Тотчас же вслед за окончанием Ливонской войны появляются две административные меры, которые можно считать официальным началом крепостного права. Первой из них было издание «Уложения», которое ограничивало право перехода крестьян в Юрьев день; на основании этого общего распоряжения следующий — 1581 год — был объявлен «заповедным», то есть таким, когда выход крестьян в той или другой форме был воспрещен; запрещение было временным и должно было оставаться в силе впредь «до государеву указу»; фактически оно держалось до 1586 года, когда опять было восстановлено прежнее право перехода. Последующие правительства Федора Ивановича и Бориса Годунова, следуя примеру, данному Грозным в 1581 году, чередовали заповедные годы с годами свободного выхода, вплоть до полной отмены Юрьева дня указом Василия Шуйского в 1607 году во время большого крестьянского восстания. Второй мерой была предпринятая в том же 1581 году и закончившаяся уже в 1592 году перепись, которая должна была в свою очередь положить конец переходам крестьян; записи в Писцовых книгах служили потом доказательством того, что данные крестьяне признаны «старожильцами» и правом перехода пользоваться не могут.
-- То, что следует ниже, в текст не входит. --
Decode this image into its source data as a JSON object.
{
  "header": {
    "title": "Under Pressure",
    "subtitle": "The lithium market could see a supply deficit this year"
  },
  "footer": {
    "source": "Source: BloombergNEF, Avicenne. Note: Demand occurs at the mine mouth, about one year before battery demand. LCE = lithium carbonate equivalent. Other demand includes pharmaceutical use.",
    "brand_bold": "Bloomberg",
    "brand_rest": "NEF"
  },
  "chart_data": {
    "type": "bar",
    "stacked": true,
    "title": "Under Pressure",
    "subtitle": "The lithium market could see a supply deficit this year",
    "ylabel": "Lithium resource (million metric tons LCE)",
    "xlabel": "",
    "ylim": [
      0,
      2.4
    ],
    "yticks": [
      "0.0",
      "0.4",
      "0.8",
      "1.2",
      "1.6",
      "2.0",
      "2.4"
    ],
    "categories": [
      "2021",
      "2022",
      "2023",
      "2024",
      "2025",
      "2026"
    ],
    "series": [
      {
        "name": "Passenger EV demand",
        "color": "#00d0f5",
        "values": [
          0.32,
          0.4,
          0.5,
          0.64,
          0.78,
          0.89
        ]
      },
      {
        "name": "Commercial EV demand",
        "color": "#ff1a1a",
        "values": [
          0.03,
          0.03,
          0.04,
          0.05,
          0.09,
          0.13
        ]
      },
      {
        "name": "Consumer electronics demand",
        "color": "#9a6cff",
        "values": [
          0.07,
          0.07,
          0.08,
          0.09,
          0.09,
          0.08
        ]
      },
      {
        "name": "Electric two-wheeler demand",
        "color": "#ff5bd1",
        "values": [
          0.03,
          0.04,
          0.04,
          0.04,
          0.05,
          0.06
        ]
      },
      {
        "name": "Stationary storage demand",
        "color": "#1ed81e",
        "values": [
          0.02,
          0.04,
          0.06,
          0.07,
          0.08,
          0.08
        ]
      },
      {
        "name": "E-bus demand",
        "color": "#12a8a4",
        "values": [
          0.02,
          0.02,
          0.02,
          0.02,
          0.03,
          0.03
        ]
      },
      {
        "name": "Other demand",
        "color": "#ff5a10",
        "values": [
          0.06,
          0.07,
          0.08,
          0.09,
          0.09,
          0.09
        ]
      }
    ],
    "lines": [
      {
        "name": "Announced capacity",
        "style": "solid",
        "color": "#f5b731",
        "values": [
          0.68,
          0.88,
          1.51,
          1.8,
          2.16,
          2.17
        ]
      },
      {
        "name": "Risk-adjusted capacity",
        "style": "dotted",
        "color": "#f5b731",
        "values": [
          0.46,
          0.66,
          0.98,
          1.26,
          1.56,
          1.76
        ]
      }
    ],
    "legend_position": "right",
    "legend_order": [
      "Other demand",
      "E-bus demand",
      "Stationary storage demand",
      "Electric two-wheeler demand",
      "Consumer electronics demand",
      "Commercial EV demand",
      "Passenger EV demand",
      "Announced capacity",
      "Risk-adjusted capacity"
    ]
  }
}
Были ли эти меры новизной, противоречившей прежней социальной политике правительства, показывают ли они поворот на какой-то иной социальный путь? Нет, в них приходится видеть продолжение все той же линии, которой держался Грозный с начала своего самостоятельного правления — линии борьбы с притязаниями крупных собственников и ограждения интересов помещиков средних и мелких. Юрьев день приходился на пользу исключительно крупным вотчинникам и архибогатым монастырям, которые переманивали к себе крестьян льготными условиями и оставляли, таким образом, малоимущих помещиков без рабочих рук при запустелой, заброшенной земле. Отмену свободы перехода правительство произвело не сразу, в виде общей решительной и окончательной меры принципиального свойства, а посредством временных, возобновляемых через известный срок фактических запрещений.
Мысль о введении заповедных лет была, может быть, внушена правительству помещиками Шелонской пятины, то есть старой Новгородской области, лежавшей на северо-западной окраине Московской державы. Это явление очень характерно: требование прикрепления крестьян к земле, на которой они раз поселились, требование обеспечения имений постоянным составом рабочих рук исходило от служилых людей той области, которая была театром бесконечно затянувшейся войны, которая наиболее пострадала, подверглась запустению и обезлюдению.
Помещики этого края, все владельцы средние и мелкие, особен-но остро ощущали нехватку рабочих рук и искали немедленной непосредственной помощи от администрации. Но последствия этого обращения к властям частных лиц, местной группы помещиков были очень широки и значительны. Ту меру обеспечения имений постоянной рабочей силой, об издании которой просили помещики северо-западной окраины для себя, во внимание к местной неотложкой нужде, правительство сделало общим правилом для всего государства; это обобщение запрета переходов можно признать фактом возникновения официального крепостного права.
VIII. Посмертный суд над Грозным
Если бы Иван IV умер в 1566 году, в момент своих величайших успехов на западном фронте, своего приготовления к окончательному завоеванию Ливонии, историческая память присвоила бы ему имя великого завоевателя, создателя крупнейшей в мире державы, подобного Александру Македонскому. Вина утраты покоренного им Прибалтийского края пала бы тогда на его преемников: ведь и Александра только преждевременная смерть избавила от прямой встречи с распадом созданной им империи.
В случае такого раннего конца, на 36-м году жизни, Иван IV остался бы в исторической традиции окруженный славой замечательного реформатора, организатора военно-служилого класса, основателя административной централизации Московской державы.
Ивану Грозному, однако, выпала на долю иная судьба, глубоко трагическая. Он прожил еще восемнадцать лет, и это были годы тяжелых потерь, великих бед для страны. Несчастье Грозного в том, что ему пришлось пережить слишком ранние свои успехи; слава его как завоевателя померкла, дипломатические и организаторские таланты забылись, он попал в другую историческую рубрику, под титул «тиранов», присоединился к обществу Калигулы, Нерона, Людовика XI и Христиерна II, в проблеме его личности психиатрические мотивы выступили чуть ли на первое место.
Как могла случиться такая пренебрежительная оценка этой, во всяком случае, очень крупной исторической личности?